Solar powered esp32

Im currently putting together a shopping list for an solar powered esp32 temperature sensor for the greenhouse. I already have the esp32 and a BME280.

I currently have in my basket the following:

3.0v solar panel
LiPo Amigo pro (or possibly waveshare solar power management module)
2200mAh lithium battery 3.7v

The plan is that the esp32 will take a temperature reading once and hour push it to a sql database, then deep sleep. This will run off the battery and then the solar will charge the battery.

Any advice would be most appreciated.

Skip the Amigo Pro, and buy a solar power management module. I don’t know the waveshare module, I have one from Adafruit (they have two, the newer one is better and cheaper).

Background: without the special module, the voltage of the panel drops as soon as there is a load. The module fine-tunes the load to keep the panel happy. Adafruit has a very nice article explaining the details: Design Notes | Adafruit Universal USB / DC / Solar Lithium Ion/Polymer charger - bq24074 | Adafruit Learning System. The second graphic shows how the voltage collapses already with only little current flowing.

Cheers for the heads up, I’ll have a look at the Adafruit module.

Yay a thing I made works. Has a 6v solar panel, waveshare solar management board, 1Ah battery and a esp32


Right I think I need to get some more PV panels as the single one I have doesn’t seem to be capturing enough power to charge the battery and keep the esp32 going even though it only pings the temp once an hour then goes into deep sleep in between.

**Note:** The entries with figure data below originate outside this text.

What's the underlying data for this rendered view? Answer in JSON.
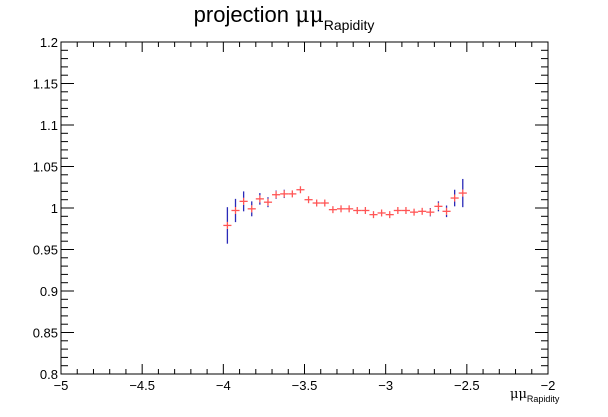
{
  "chart_data": {
    "type": "scatter",
    "title_main": "projection ",
    "title_greek": "μμ",
    "title_sub": "Rapidity",
    "xlabel_greek": "μμ",
    "xlabel_sub": "Rapidity",
    "ylabel": "",
    "xlim": [
      -5,
      -2
    ],
    "ylim": [
      0.8,
      1.2
    ],
    "x_ticks": [
      -5,
      -4.5,
      -4,
      -3.5,
      -3,
      -2.5,
      -2
    ],
    "x_tick_labels": [
      "−5",
      "−4.5",
      "−4",
      "−3.5",
      "−3",
      "−2.5",
      "−2"
    ],
    "y_ticks": [
      0.8,
      0.85,
      0.9,
      0.95,
      1,
      1.05,
      1.1,
      1.15,
      1.2
    ],
    "y_tick_labels": [
      "0.8",
      "0.85",
      "0.9",
      "0.95",
      "1",
      "1.05",
      "1.1",
      "1.15",
      "1.2"
    ],
    "grid": false,
    "colors": {
      "marker": "#ff5555",
      "error_bar": "#2a2ab8",
      "axis": "#000000"
    },
    "series": [
      {
        "x_half_width": 0.025,
        "points": [
          {
            "x": -3.975,
            "y": 0.979,
            "err": 0.022
          },
          {
            "x": -3.925,
            "y": 0.997,
            "err": 0.014
          },
          {
            "x": -3.875,
            "y": 1.008,
            "err": 0.012
          },
          {
            "x": -3.825,
            "y": 0.999,
            "err": 0.009
          },
          {
            "x": -3.775,
            "y": 1.011,
            "err": 0.007
          },
          {
            "x": -3.725,
            "y": 1.007,
            "err": 0.006
          },
          {
            "x": -3.675,
            "y": 1.016,
            "err": 0.005
          },
          {
            "x": -3.625,
            "y": 1.017,
            "err": 0.005
          },
          {
            "x": -3.575,
            "y": 1.017,
            "err": 0.004
          },
          {
            "x": -3.525,
            "y": 1.022,
            "err": 0.004
          },
          {
            "x": -3.475,
            "y": 1.01,
            "err": 0.004
          },
          {
            "x": -3.425,
            "y": 1.006,
            "err": 0.004
          },
          {
            "x": -3.375,
            "y": 1.006,
            "err": 0.004
          },
          {
            "x": -3.325,
            "y": 0.998,
            "err": 0.004
          },
          {
            "x": -3.275,
            "y": 0.999,
            "err": 0.004
          },
          {
            "x": -3.225,
            "y": 0.999,
            "err": 0.004
          },
          {
            "x": -3.175,
            "y": 0.997,
            "err": 0.004
          },
          {
            "x": -3.125,
            "y": 0.997,
            "err": 0.004
          },
          {
            "x": -3.075,
            "y": 0.992,
            "err": 0.004
          },
          {
            "x": -3.025,
            "y": 0.994,
            "err": 0.004
          },
          {
            "x": -2.975,
            "y": 0.992,
            "err": 0.004
          },
          {
            "x": -2.925,
            "y": 0.997,
            "err": 0.004
          },
          {
            "x": -2.875,
            "y": 0.997,
            "err": 0.004
          },
          {
            "x": -2.825,
            "y": 0.995,
            "err": 0.004
          },
          {
            "x": -2.775,
            "y": 0.996,
            "err": 0.004
          },
          {
            "x": -2.725,
            "y": 0.995,
            "err": 0.005
          },
          {
            "x": -2.675,
            "y": 1.002,
            "err": 0.006
          },
          {
            "x": -2.625,
            "y": 0.996,
            "err": 0.007
          },
          {
            "x": -2.575,
            "y": 1.012,
            "err": 0.01
          },
          {
            "x": -2.525,
            "y": 1.018,
            "err": 0.017
          }
        ]
      }
    ]
  }
}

Question I do have my current solar panel is a 6V 150mA 0.75w panel 80mm x 80mm.

If I was to get another two should I wire them up in serial or parallel? What is better for charging my battery while running the esp32?

More voltage or more current?

In my experiments, I have found out that voltage is the problem so I decided to wire them up in serial.

But you have to check the waveshare module. The (newer) Adafruit module takes up to 10V input, so theoretically two 6V modules are above specs. In full sunlight, that is definitely too much.

I would suggest that you get yourself an INA219. This is a very cheap chip that measures voltage and current. If you put it in between the waveshare and the solar-module, you will see how voltage and current change over time. E.g.:

This is a single module at the end of charging. You can see that it actually delivers more than 6V in full sunlight. Charging is down to 14mA (46mA-32mA), and when the charging circuit decides that the battery is full, the current drops to 32mA (that is the idle-current of my mcu).

Ideally you would need three INA219: a second one between the waveshare-module and the battery and a third one between waveshare and consumer. I did my measurements one after the other.

The waveshare can take upto 24v so i was thinking 3 6v panels at a total of 18v should be fine.